Aux États-Unis, qui ont donné le ton dans la lutte contre le secret bancaire avec son FATCA (Foreign Account Tax Compliance Act), l’État du Delaware demeure au sommet de la liste et continue à proposer aux entreprises l’anonymat, la confidentialité comptable et aucune taxation ou impôt sur les transactions hors États-Unis. Bref cet État compte plus d’entreprises que d’habitants.

Ailleurs, la lutte s’inscrit dans un processus plus large d’un G20 signataire d’un ambitieux plan de lutte contre l’évasion fiscale mis sur pied par l’OCDE et touchant tant les personnes physiques que morales. Au sein d’un groupe où la concurrence fiscale s’est intensifiée avec cette fluidité grandissante des flux de capitaux. Où les puissances financières de Londres et de Hong Kong affrontent Singapour pour s’arracher les « évadés fiscaux » et compléter le noyau dur.

2 commentaires
  • Jean-Pierre Lusignan - Abonné 7 avril 2016 07 h 41

    Il faut bien commencer à faire le bien quelque part, et ce devrait être ici et maintenant.

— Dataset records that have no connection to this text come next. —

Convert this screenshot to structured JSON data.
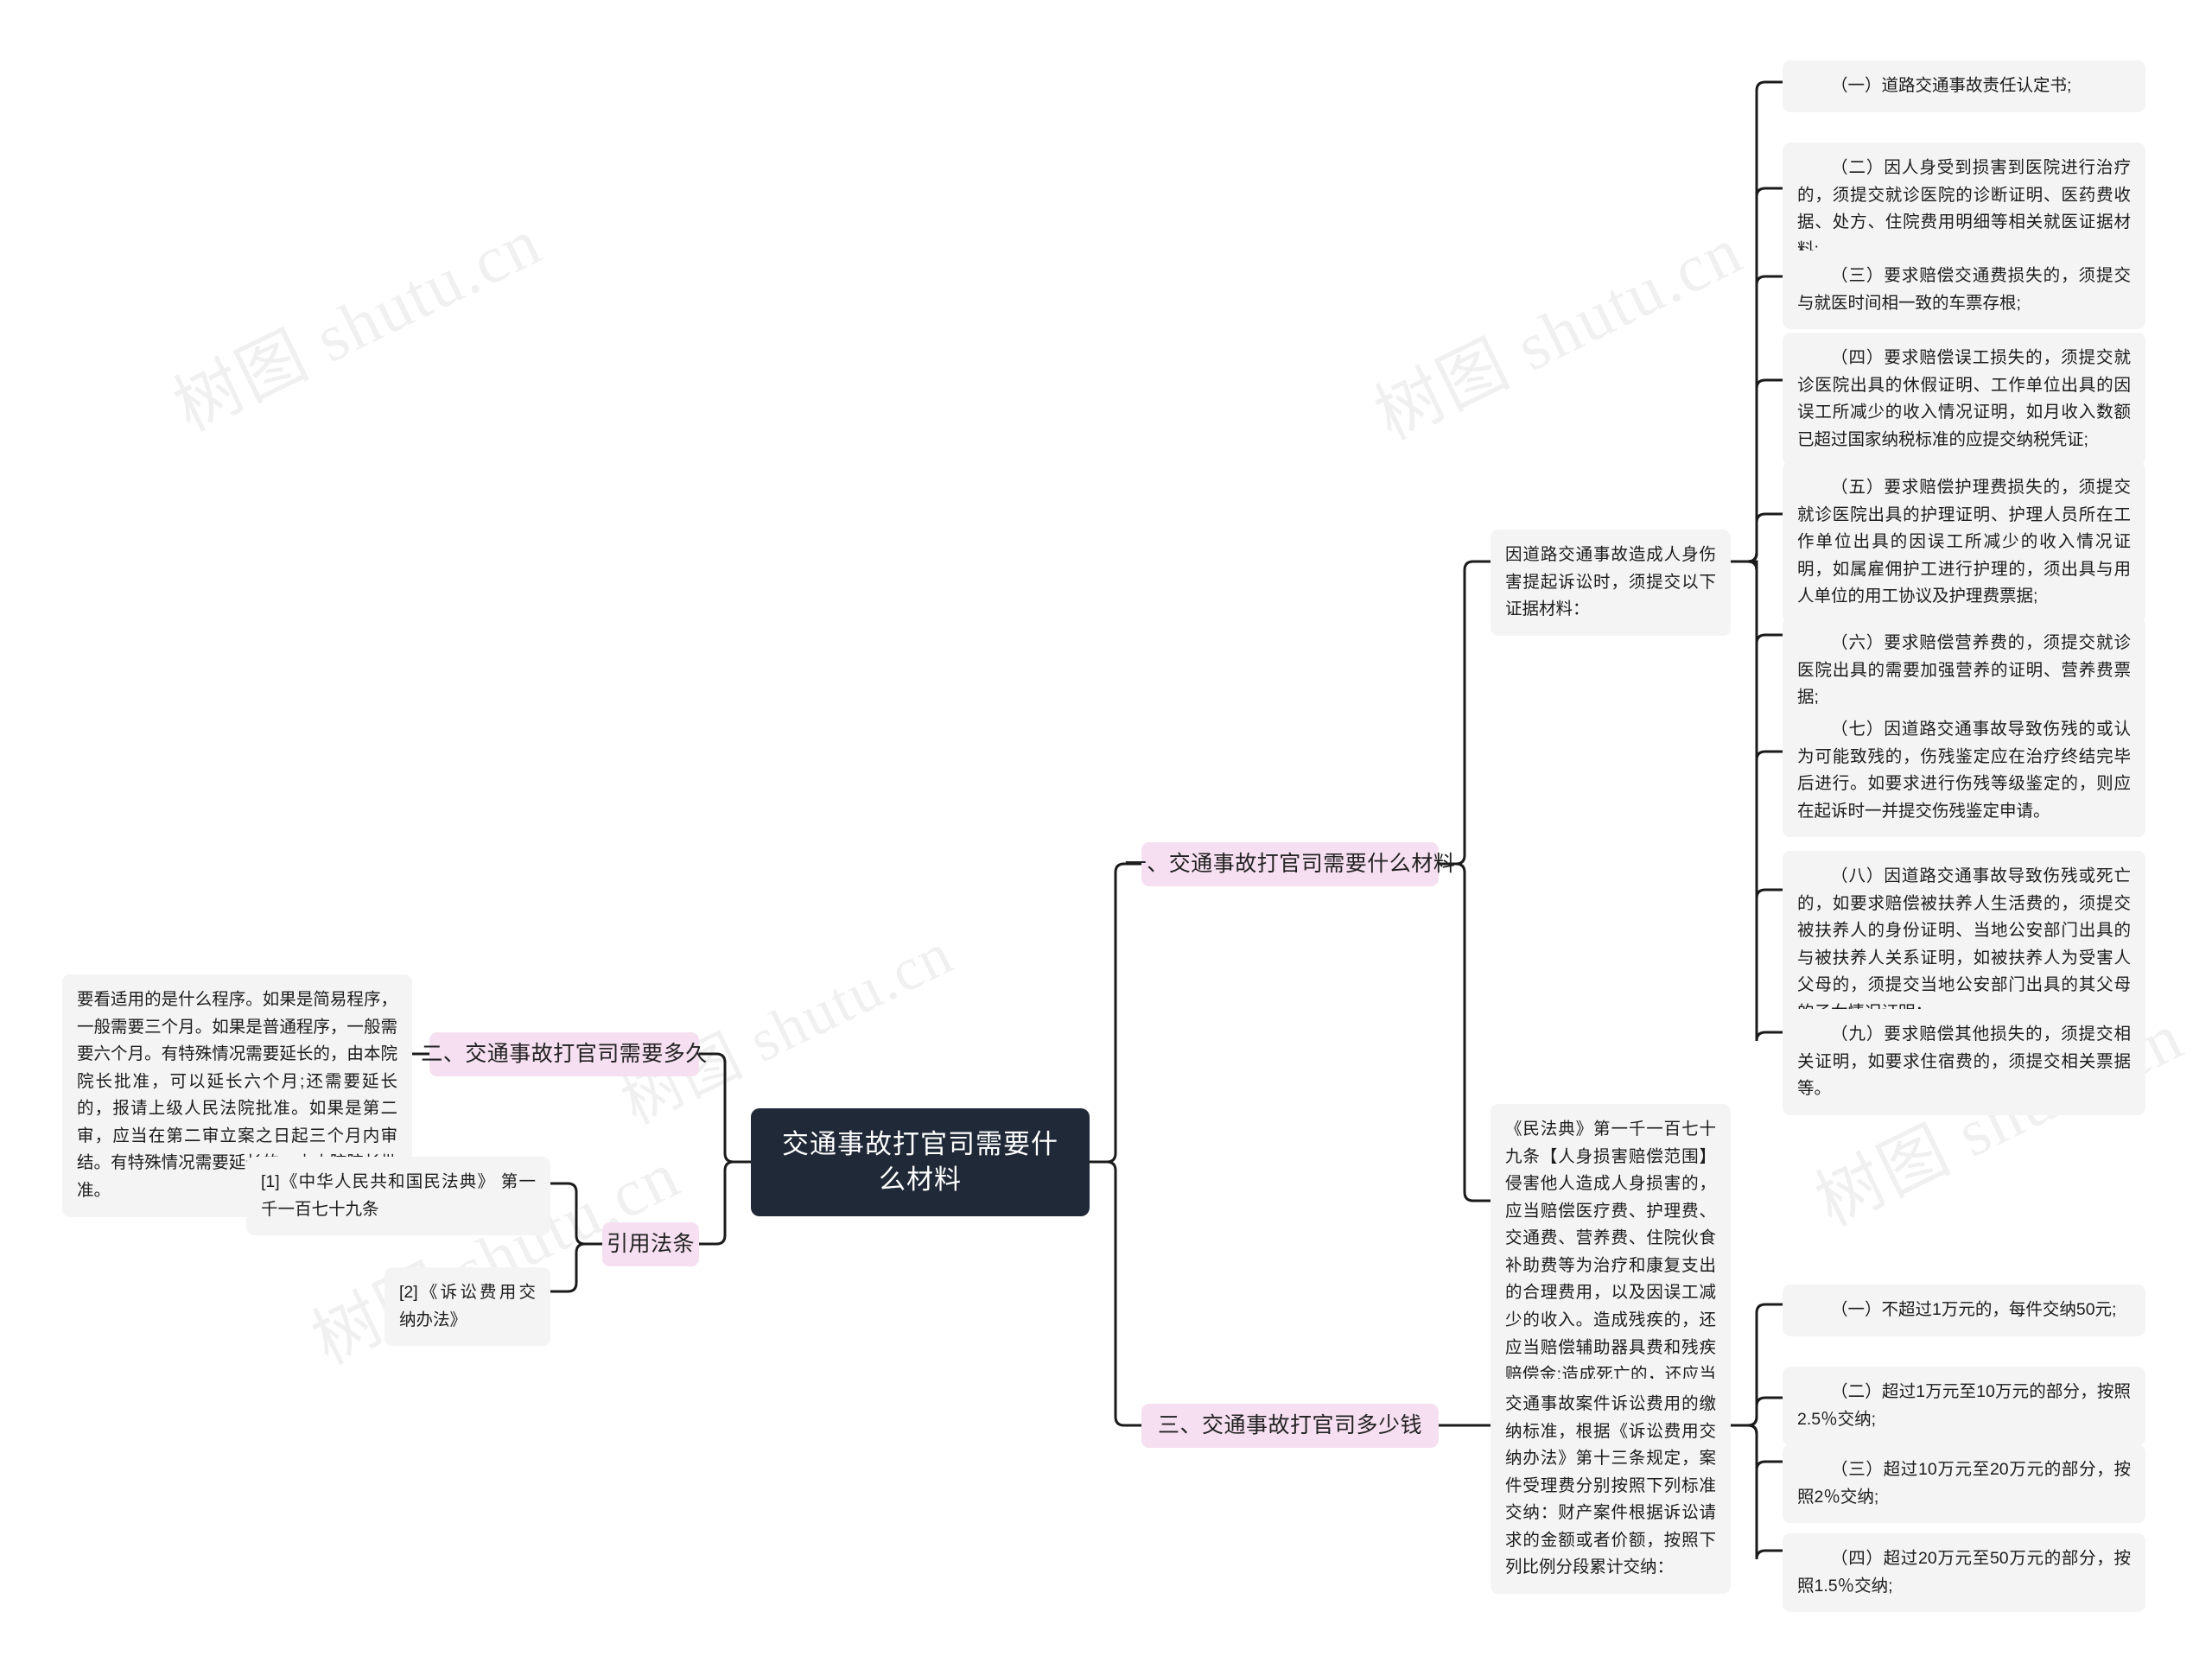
{
  "watermarks": [
    "树图 shutu.cn",
    "树图 shutu.cn",
    "树图 shutu.cn",
    "树图 shutu.cn",
    "树图 shutu.cn"
  ],
  "colors": {
    "root_bg": "#1f2937",
    "root_text": "#ffffff",
    "branch_bg": "#f6dff0",
    "leaf_bg": "#f4f4f5",
    "line": "#1b1b1b",
    "page_bg": "#ffffff"
  },
  "root": {
    "title": "交通事故打官司需要什么材料"
  },
  "branches": {
    "one": {
      "label": "一、交通事故打官司需要什么材料"
    },
    "two": {
      "label": "二、交通事故打官司需要多久"
    },
    "three": {
      "label": "三、交通事故打官司多少钱"
    },
    "citations": {
      "label": "引用法条"
    }
  },
  "evidence": {
    "intro": "因道路交通事故造成人身伤害提起诉讼时，须提交以下证据材料：",
    "items": [
      "（一）道路交通事故责任认定书;",
      "（二）因人身受到损害到医院进行治疗的，须提交就诊医院的诊断证明、医药费收据、处方、住院费用明细等相关就医证据材料;",
      "（三）要求赔偿交通费损失的，须提交与就医时间相一致的车票存根;",
      "（四）要求赔偿误工损失的，须提交就诊医院出具的休假证明、工作单位出具的因误工所减少的收入情况证明，如月收入数额已超过国家纳税标准的应提交纳税凭证;",
      "（五）要求赔偿护理费损失的，须提交就诊医院出具的护理证明、护理人员所在工作单位出具的因误工所减少的收入情况证明，如属雇佣护工进行护理的，须出具与用人单位的用工协议及护理费票据;",
      "（六）要求赔偿营养费的，须提交就诊医院出具的需要加强营养的证明、营养费票据;",
      "（七）因道路交通事故导致伤残的或认为可能致残的，伤残鉴定应在治疗终结完毕后进行。如要求进行伤残等级鉴定的，则应在起诉时一并提交伤残鉴定申请。",
      "（八）因道路交通事故导致伤残或死亡的，如要求赔偿被扶养人生活费的，须提交被扶养人的身份证明、当地公安部门出具的与被扶养人关系证明，如被扶养人为受害人父母的，须提交当地公安部门出具的其父母的子女情况证明；",
      "（九）要求赔偿其他损失的，须提交相关证明，如要求住宿费的，须提交相关票据等。"
    ]
  },
  "duration": {
    "text": "要看适用的是什么程序。如果是简易程序，一般需要三个月。如果是普通程序，一般需要六个月。有特殊情况需要延长的，由本院院长批准，可以延长六个月;还需要延长的，报请上级人民法院批准。如果是第二审，应当在第二审立案之日起三个月内审结。有特殊情况需要延长的，由本院院长批准。"
  },
  "civil_code": {
    "text": "《民法典》第一千一百七十九条【人身损害赔偿范围】侵害他人造成人身损害的，应当赔偿医疗费、护理费、交通费、营养费、住院伙食补助费等为治疗和康复支出的合理费用，以及因误工减少的收入。造成残疾的，还应当赔偿辅助器具费和残疾赔偿金;造成死亡的，还应当赔偿丧葬费和死亡赔偿金。"
  },
  "fees": {
    "intro": "交通事故案件诉讼费用的缴纳标准，根据《诉讼费用交纳办法》第十三条规定，案件受理费分别按照下列标准交纳：财产案件根据诉讼请求的金额或者价额，按照下列比例分段累计交纳：",
    "tiers": [
      "（一）不超过1万元的，每件交纳50元;",
      "（二）超过1万元至10万元的部分，按照2.5％交纳;",
      "（三）超过10万元至20万元的部分，按照2％交纳;",
      "（四）超过20万元至50万元的部分，按照1.5％交纳;"
    ]
  },
  "citations": {
    "items": [
      "[1]《中华人民共和国民法典》 第一千一百七十九条",
      "[2]《诉讼费用交纳办法》"
    ]
  }
}
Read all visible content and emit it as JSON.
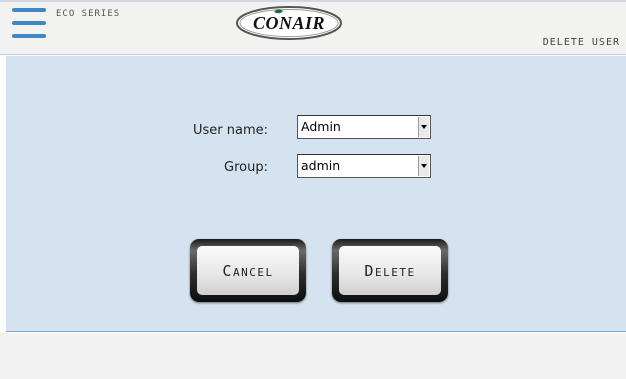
{
  "header": {
    "series_label": "ECO SERIES",
    "brand": "CONAIR",
    "screen_title": "DELETE USER"
  },
  "form": {
    "user_name_label": "User name:",
    "user_name_value": "Admin",
    "group_label": "Group:",
    "group_value": "admin"
  },
  "buttons": {
    "cancel": "Cancel",
    "delete": "Delete"
  },
  "colors": {
    "accent": "#3f88c5",
    "panel": "#d5e3f0",
    "brand_green": "#1e6b3a"
  }
}
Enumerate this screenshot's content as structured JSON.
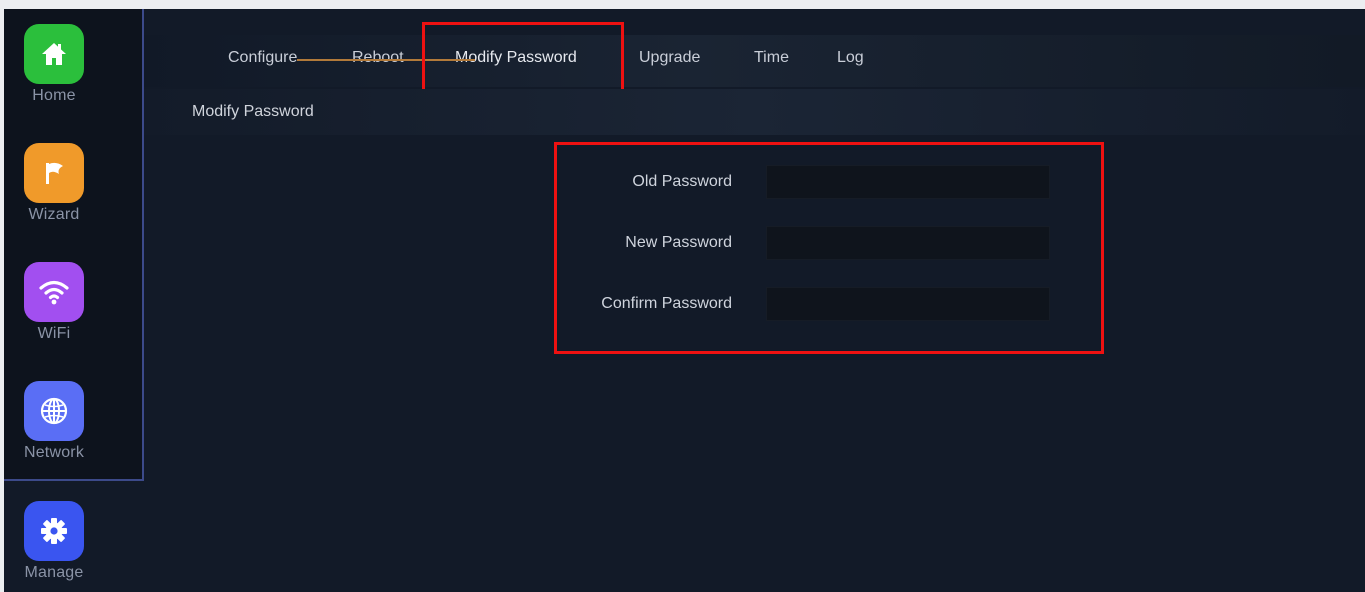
{
  "sidebar": {
    "items": [
      {
        "label": "Home",
        "icon": "home-icon",
        "color": "#2bbf3c"
      },
      {
        "label": "Wizard",
        "icon": "flag-icon",
        "color": "#f09a2a"
      },
      {
        "label": "WiFi",
        "icon": "wifi-icon",
        "color": "#a24ff0"
      },
      {
        "label": "Network",
        "icon": "globe-icon",
        "color": "#5a6ef5"
      },
      {
        "label": "Manage",
        "icon": "gear-icon",
        "color": "#3a55f0"
      }
    ]
  },
  "tabs": [
    {
      "label": "Configure"
    },
    {
      "label": "Reboot"
    },
    {
      "label": "Modify Password",
      "active": true
    },
    {
      "label": "Upgrade"
    },
    {
      "label": "Time"
    },
    {
      "label": "Log"
    }
  ],
  "section": {
    "title": "Modify Password"
  },
  "form": {
    "old_password": {
      "label": "Old Password",
      "value": ""
    },
    "new_password": {
      "label": "New Password",
      "value": ""
    },
    "confirm_password": {
      "label": "Confirm Password",
      "value": ""
    }
  },
  "colors": {
    "highlight": "#ee1111",
    "tab_underline": "#b27a3a",
    "sidebar_border": "#3c4a8a"
  }
}
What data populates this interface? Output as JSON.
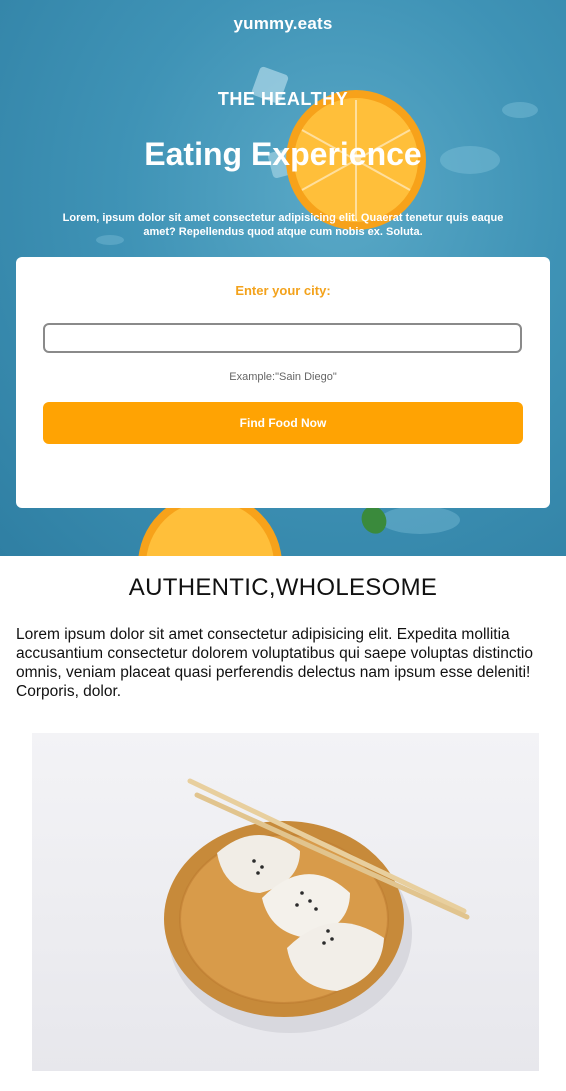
{
  "header": {
    "brand": "yummy.eats"
  },
  "hero": {
    "kicker": "THE HEALTHY",
    "headline": "Eating Experience",
    "subtext": "Lorem, ipsum dolor sit amet consectetur adipisicing elit. Quaerat tenetur quis eaque amet? Repellendus quod atque cum nobis ex. Soluta."
  },
  "search": {
    "label": "Enter your city:",
    "value": "",
    "placeholder": "",
    "hint": "Example:\"Sain Diego\"",
    "button_label": "Find Food Now"
  },
  "section": {
    "title": "AUTHENTIC,WHOLESOME",
    "body": "Lorem ipsum dolor sit amet consectetur adipisicing elit. Expedita mollitia accusantium consectetur dolorem voluptatibus qui saepe voluptas distinctio omnis, veniam placeat quasi perferendis delectus nam ipsum esse deleniti! Corporis, dolor."
  },
  "colors": {
    "accent": "#ffa303",
    "label_orange": "#f3a21b",
    "hero_blue": "#3f93b6"
  },
  "images": {
    "hero_background": "orange-slices-on-water",
    "section_photo": "dumplings-on-wooden-plate"
  }
}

    Je ne m'étonne pas que de petits pays, états ou territoires fiscalement autonomes consentent à des multinationales et multimilliardaires des taux d'imposition réduits pour engranger chez eux des revenus qu'ils n'auraient pas autrement. Ce qui m'étonne, c'est la facilité avec laquelle les plus gros États permettent à ces mêmes multinationales et multimilliardaires de déduire chez eux ces revenus taxés ailleurs à des taux très réduits. Comme il faut bien commencer à faire le bien quelque part, la meilleure place est ici et maintenant. Il me semble immoral et insensé d'attendre qu'il n'y ait plus aucun paradis fiscal sur la planète pour corriger le droit fiscal canadien et québécois.

  • Jean-François Trottier - Abonné 7 avril 2016 11 h 26

    Et voilà pourquoi le Canada a la peste

    Le Canada a été dès sa création au centre d'un réseau de paradis fiscaux conçu ici par des banquiers.
    Les lois Canadienne sont conçues comme des passoires pour habiles financiers dès leur première rédaction.
    En y regardant un peu on constate vite que le Canada reste encore une extension de l'Empire Britannique, un truc mal bâti à l'usage de financiers aux idées très internationales.

    Hors le fait capital que le Québec doit s'en séparer, le Canada devra un jour ou l'autre se pencher sur sa propre constitution tournée comme un bas, à l'envers du sens commun.